A nifty thing about Ikea: you can take your basic used alkaline batteries and compact florescent bulbs to Ikea for recycling.  They have some bins near the exit to collect those items.  This thrilled me because I knew you were not supposed to dispose either thing in the trash, but didn't know where to get rid of them (did I really have to hang onto such things for the annual county hazardous waste collection, that always ends up being scheduled on the Saturday that I am out of town?).  I know this doesn't help everyone as not everyone has reasonable access to an Ikea…

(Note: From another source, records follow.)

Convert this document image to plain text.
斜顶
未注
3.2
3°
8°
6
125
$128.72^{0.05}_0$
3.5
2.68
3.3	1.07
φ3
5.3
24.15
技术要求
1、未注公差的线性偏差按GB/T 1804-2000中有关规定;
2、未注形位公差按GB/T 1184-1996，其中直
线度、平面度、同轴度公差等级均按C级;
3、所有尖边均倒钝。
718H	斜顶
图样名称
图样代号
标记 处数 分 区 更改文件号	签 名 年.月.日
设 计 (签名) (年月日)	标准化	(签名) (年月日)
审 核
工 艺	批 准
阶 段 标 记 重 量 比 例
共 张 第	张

This morning we made very delicious blueberry pancakes.  I had a favorite pancake recipe, it is on page 426 of The Good Housekeeping Illustrated Cookbook (my book is the  Reader's Digest edition, copyright 1980).  I didn't even have to look the page number up, and barely need to look at the recipe.  I learned to cook using this cookbook and fantasized over the picture index as a kid.  But this recipe might just be replaced by the Light and Fluffy Pancakes from The New Best Recipe.

  This is the second time I've made TNBR's pancakes (with buttermilk).  And they are so so good, exactly as the title says, they are light and fluffy.  Today we added blueberries to the recipe (and they instruct to drop the blueberries onto the pancakes once you drop the batter onto the pan, not to stir them into the batter where they color it blue and all drop to the bottom–we actually did that before TNBR though).  To be fair to the TGHIC, I have never tried their buttermilk waffles pancake recipe on page 427 and it is very similar to TNBR's recipe.

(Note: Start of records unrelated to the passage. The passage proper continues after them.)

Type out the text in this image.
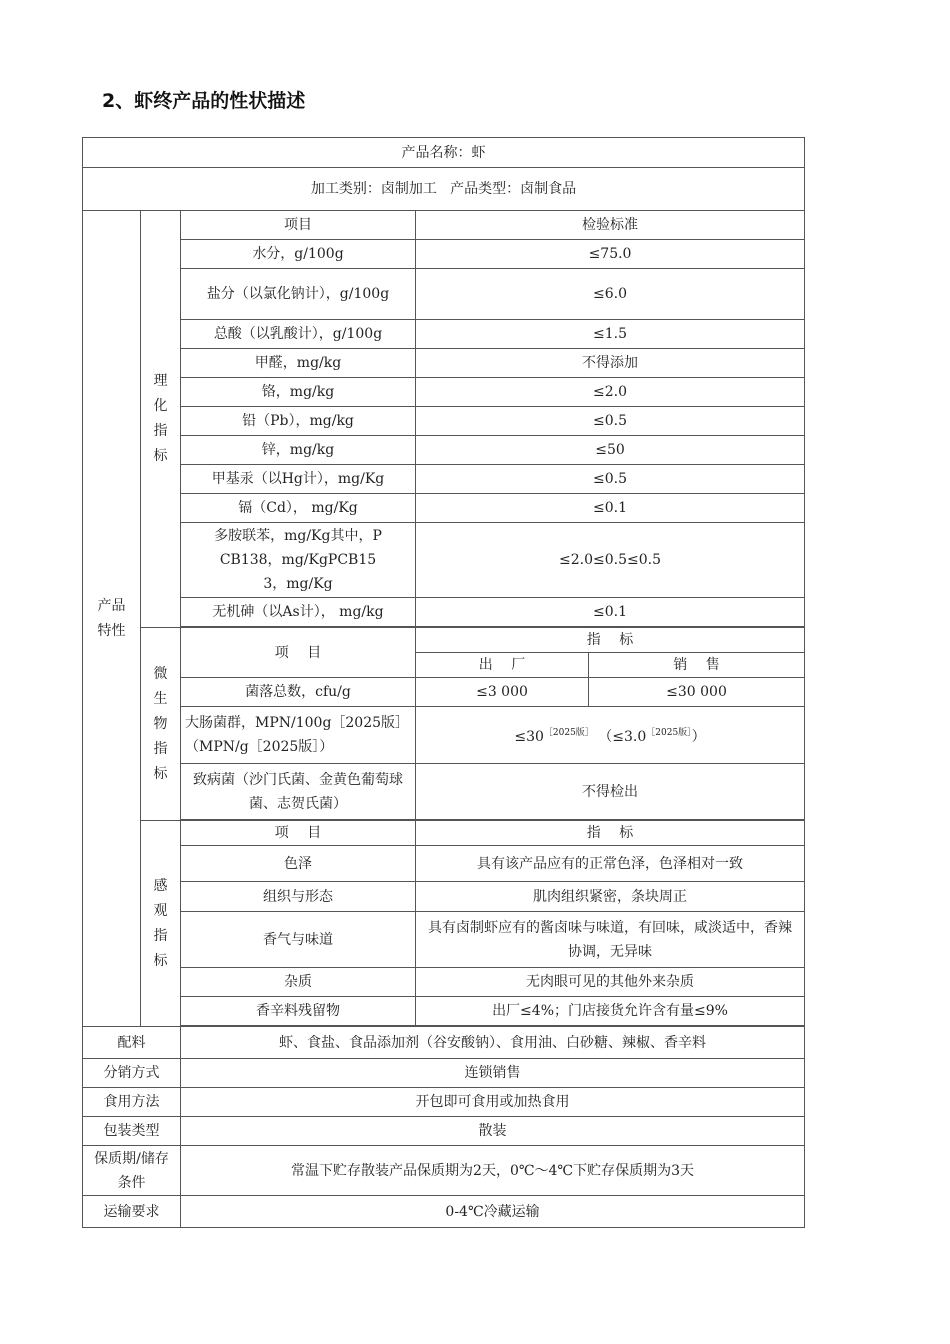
2、虾终产品的性状描述
产品名称：虾				
加工类别：卤制加工   产品类型：卤制食品				

产品特性	理化指标	项目	检验标准	
		水分，g/100g	≤75.0	
		盐分（以氯化钠计），g/100g	≤6.0	
		总酸（以乳酸计），g/100g	≤1.5	
		甲醛，mg/kg	不得添加	
		铬，mg/kg	≤2.0	
		铅（Pb），mg/kg	≤0.5	
		锌，mg/kg	≤50	
		甲基汞（以Hg计），mg/Kg	≤0.5	
		镉（Cd）， mg/Kg	≤0.1	

		多胺联苯，mg/Kg其中，PCB138，mg/KgPCB153，mg/Kg	≤2.0≤0.5≤0.5	
		无机砷（以As计）， mg/kg	≤0.1	

	微生物指标	项 目	指 标	
			出 厂	销 售
		菌落总数，cfu/g	≤3 000	≤30 000

		大肠菌群，MPN/100g［2025版］（MPN/g［2025版］）	$\le 30^{[2025版]}$ $(\le 3.0^{[2025版]})$	

		致病菌（沙门氏菌、金黄色葡萄球菌、志贺氏菌）	不得检出	

	感观指标	项 目	指 标	
		色泽	具有该产品应有的正常色泽，色泽相对一致	
		组织与形态	肌肉组织紧密，条块周正	
		香气与味道	具有卤制虾应有的酱卤味与味道，有回味，咸淡适中，香辣协调，无异味	

		杂质	无肉眼可见的其他外来杂质	
		香辛料残留物	出厂≤4%；门店接货允许含有量≤9%	

配料		虾、食盐、食品添加剂（谷安酸钠）、食用油、白砂糖、辣椒、香辛料		
分销方式		连锁销售		
食用方法		开包即可食用或加热食用		
包装类型		散装		

保质期/储存条件		常温下贮存散装产品保质期为2天，0℃～4℃下贮存保质期为3天		
运输要求		0-4℃冷藏运输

I also mixed up a batch of Mexican Cocoa in a Jar this morning.  While I'm sure the layered look makes a better presentation, this wasn't a gift (and is currently stored in a covered pyrex bowl) so I didn't bother with the layers and went directly the to "dump in a bowl and stir" part of the directions.  FWIW, 1 1/2 discs of Ibarra makes about 3/4 cup chopped Ibarra.  Overall I'm happier with this cocoa than most of the 'add hot water' mixes I've bought in a store lately, but if you make this variation do no try to drink the last tablespoon in the mug since it is gritty.  I really wonder if the Ibarra is necessary at all and plan on mixing up a smaller batch with just powdered milk, cocoa powder, sugar, salt and cinnamon.  If anyone sees powdered milk that isn't "nonfat" please let me know.

Finally, I've been plugging away at the Dream Baby Granny Square Blanket and now have 17 squares finished (the goal is 48 squares).  My knitting projects are plagued by the "must sit down and concentrate on it" disease so I haven't made any progress there.  But I did start another pair of Fetching because I needed a car project.